А староста, кончив свою речь, вытянул губы, засопел и стал повторять:

- Вот как! Вот!

Форгелль закусил губы и, помолчав немного, продолжал:

- Это будет доказательством величайшего недоверия к королю, если вы не впустите в крепость его гарнизон. Я доверенный короля и потому знаю самые сокровенные его мысли; кроме того, я имею приказание уверить ваше сиятельство королевским словом, что он не будет занимать ни крепости, ни княжества Замойского. Но так как война снова вспыхнула во всей этой несчастной стране и снова поднял свою голову мятеж, а Ян Казимир, не думая о бедствиях, которые могут обрушиться на Речь Посполитую, преследует только личные цели и в союзе с язычниками выступает против наших христианских войск, то непобедимый король и государь мой решил преследовать его, хотя бы и в диких татарских и турецких степях, с той только целью, чтобы вернуть спокойствие, счастье, справедливость и свободу гражданам великолепной Речи Посполитой.

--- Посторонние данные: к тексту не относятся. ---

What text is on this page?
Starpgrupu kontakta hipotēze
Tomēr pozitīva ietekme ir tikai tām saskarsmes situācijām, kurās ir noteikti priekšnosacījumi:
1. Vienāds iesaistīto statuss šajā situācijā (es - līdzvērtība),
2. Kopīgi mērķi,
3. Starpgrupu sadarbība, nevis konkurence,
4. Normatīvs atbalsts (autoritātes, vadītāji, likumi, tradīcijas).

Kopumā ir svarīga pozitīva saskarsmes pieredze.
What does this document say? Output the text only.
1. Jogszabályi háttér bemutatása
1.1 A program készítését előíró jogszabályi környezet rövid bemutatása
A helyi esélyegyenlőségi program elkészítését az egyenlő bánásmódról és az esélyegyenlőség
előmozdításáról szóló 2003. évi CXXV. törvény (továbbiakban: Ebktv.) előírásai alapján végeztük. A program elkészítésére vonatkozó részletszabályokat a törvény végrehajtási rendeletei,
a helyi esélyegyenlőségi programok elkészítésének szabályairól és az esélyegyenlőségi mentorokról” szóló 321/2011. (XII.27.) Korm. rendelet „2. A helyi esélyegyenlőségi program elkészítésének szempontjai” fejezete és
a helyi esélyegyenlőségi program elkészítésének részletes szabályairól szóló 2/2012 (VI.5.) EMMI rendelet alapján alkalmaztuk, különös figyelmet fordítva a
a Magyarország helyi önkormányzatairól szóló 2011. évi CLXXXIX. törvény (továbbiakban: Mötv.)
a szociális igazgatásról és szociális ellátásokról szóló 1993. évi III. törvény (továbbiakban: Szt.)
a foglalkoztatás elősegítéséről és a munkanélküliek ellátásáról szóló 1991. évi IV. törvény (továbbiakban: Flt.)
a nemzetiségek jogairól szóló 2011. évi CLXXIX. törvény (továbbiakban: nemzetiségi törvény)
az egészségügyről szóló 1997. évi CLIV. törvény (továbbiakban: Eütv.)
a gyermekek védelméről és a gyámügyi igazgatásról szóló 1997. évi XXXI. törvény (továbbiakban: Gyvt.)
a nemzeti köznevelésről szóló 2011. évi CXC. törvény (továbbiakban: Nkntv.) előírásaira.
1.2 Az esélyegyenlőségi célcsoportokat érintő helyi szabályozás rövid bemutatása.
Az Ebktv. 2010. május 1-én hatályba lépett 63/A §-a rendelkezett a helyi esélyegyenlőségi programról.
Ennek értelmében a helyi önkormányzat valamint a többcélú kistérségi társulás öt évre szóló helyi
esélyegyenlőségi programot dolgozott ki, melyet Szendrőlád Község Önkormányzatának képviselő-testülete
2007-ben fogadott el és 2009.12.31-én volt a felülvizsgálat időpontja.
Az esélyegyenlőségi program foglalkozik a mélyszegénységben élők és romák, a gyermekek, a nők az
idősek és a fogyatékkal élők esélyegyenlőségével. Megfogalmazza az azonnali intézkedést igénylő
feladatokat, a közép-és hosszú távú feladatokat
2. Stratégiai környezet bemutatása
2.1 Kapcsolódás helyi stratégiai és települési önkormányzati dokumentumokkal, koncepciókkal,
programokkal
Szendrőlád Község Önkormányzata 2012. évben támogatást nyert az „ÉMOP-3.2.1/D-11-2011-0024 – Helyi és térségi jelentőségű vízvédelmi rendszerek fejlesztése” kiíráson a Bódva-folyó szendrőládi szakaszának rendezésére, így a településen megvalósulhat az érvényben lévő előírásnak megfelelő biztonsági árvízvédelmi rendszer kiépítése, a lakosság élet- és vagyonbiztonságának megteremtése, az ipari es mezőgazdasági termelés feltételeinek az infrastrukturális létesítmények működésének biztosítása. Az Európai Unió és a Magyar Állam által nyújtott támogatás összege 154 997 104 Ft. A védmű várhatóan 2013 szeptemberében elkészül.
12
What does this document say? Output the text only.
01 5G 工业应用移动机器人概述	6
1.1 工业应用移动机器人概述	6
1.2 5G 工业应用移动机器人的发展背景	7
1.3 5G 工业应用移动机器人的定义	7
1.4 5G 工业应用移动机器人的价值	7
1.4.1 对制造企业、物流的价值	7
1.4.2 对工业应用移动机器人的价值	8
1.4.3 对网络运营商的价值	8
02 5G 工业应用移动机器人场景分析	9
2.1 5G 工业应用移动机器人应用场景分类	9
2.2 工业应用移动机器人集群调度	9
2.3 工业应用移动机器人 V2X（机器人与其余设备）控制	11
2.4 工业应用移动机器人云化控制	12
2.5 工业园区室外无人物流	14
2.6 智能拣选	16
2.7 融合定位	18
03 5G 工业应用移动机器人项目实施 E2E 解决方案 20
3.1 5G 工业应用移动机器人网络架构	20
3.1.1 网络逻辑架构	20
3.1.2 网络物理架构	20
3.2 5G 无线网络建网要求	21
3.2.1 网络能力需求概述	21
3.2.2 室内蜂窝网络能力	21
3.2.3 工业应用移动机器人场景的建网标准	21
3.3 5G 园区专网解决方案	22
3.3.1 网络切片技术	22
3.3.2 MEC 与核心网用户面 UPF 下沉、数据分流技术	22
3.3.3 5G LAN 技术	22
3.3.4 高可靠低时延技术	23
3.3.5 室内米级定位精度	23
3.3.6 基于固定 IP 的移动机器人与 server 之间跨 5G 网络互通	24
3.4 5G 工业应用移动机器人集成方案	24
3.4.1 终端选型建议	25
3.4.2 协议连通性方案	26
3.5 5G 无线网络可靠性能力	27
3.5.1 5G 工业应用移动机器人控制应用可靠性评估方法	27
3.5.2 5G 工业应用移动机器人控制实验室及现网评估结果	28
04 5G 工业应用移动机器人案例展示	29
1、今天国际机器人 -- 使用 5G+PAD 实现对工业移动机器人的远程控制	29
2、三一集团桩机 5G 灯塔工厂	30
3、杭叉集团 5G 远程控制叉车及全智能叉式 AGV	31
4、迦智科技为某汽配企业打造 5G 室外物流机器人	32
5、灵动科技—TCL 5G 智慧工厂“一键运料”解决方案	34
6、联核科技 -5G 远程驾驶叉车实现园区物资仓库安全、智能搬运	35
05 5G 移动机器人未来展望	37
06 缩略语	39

Староста хлопнул себя рукой по коленям, но не ответил ни слова, а Заглоба шепнул:

- Черт ризы надел и хвостом к обедне звонит!

- Немало благодеяний осчастливило уже страну благодаря протекторату его королевского величества, - продолжал Форгелль, - но его величество, как любящий отец, полагает, что он еще не все сделал; он снова оставил прусскую провинцию, чтобы прийти на помощь Речи Посполитой и спасти ее от Яна Казимира. Но чтобы эта новая война скорее и успешнее кончилась, ему нужно временно занять эту крепость, которая будет оплотом для войск его величества и откуда он будет преследовать бунтовщиков. Но, услышав, что владелец Замостья превышает других не только богатством, знатностью рода и умом, но также и любовью к отчизне, его величество изволил сказать: "Он поймет меня, он оценит мои намерения, направленные на благо страны, он оправдает мое доверие, превзойдет мои надежды и первый подаст мне руку для насаждения спокойствия и счастья в этой стране". От вас, ваше сиятельство, зависит теперь будущее отчизны. Вы можете спасти ее и быть ее отцом... И я не сомневаюсь, что вы это сделаете! Тот, кто унаследовал от предков такую славу, не должен лишать себя возможности еще ее приумножить и сделать ее бессмертной. Открыв ворота этой крепости, вы сделаете больше, чем если бы присоединили к Речи Посполитой целую провинцию. Король верит, что ваш ум, как и сердце, склонят вас сделать это, поэтому он не хочет приказывать, а предпочитает просить: он оставляет угрозы и предлагает дружбу; он желает говорить с вашим сиятельством не как государь с подчиненным, а как монарх с монархом!

И генерал Форгелль поклонился пану старосте с таким почтением, точно перед ним был удельный князь. В зале наступила тишина. Глаза всех были устремлены на старосту.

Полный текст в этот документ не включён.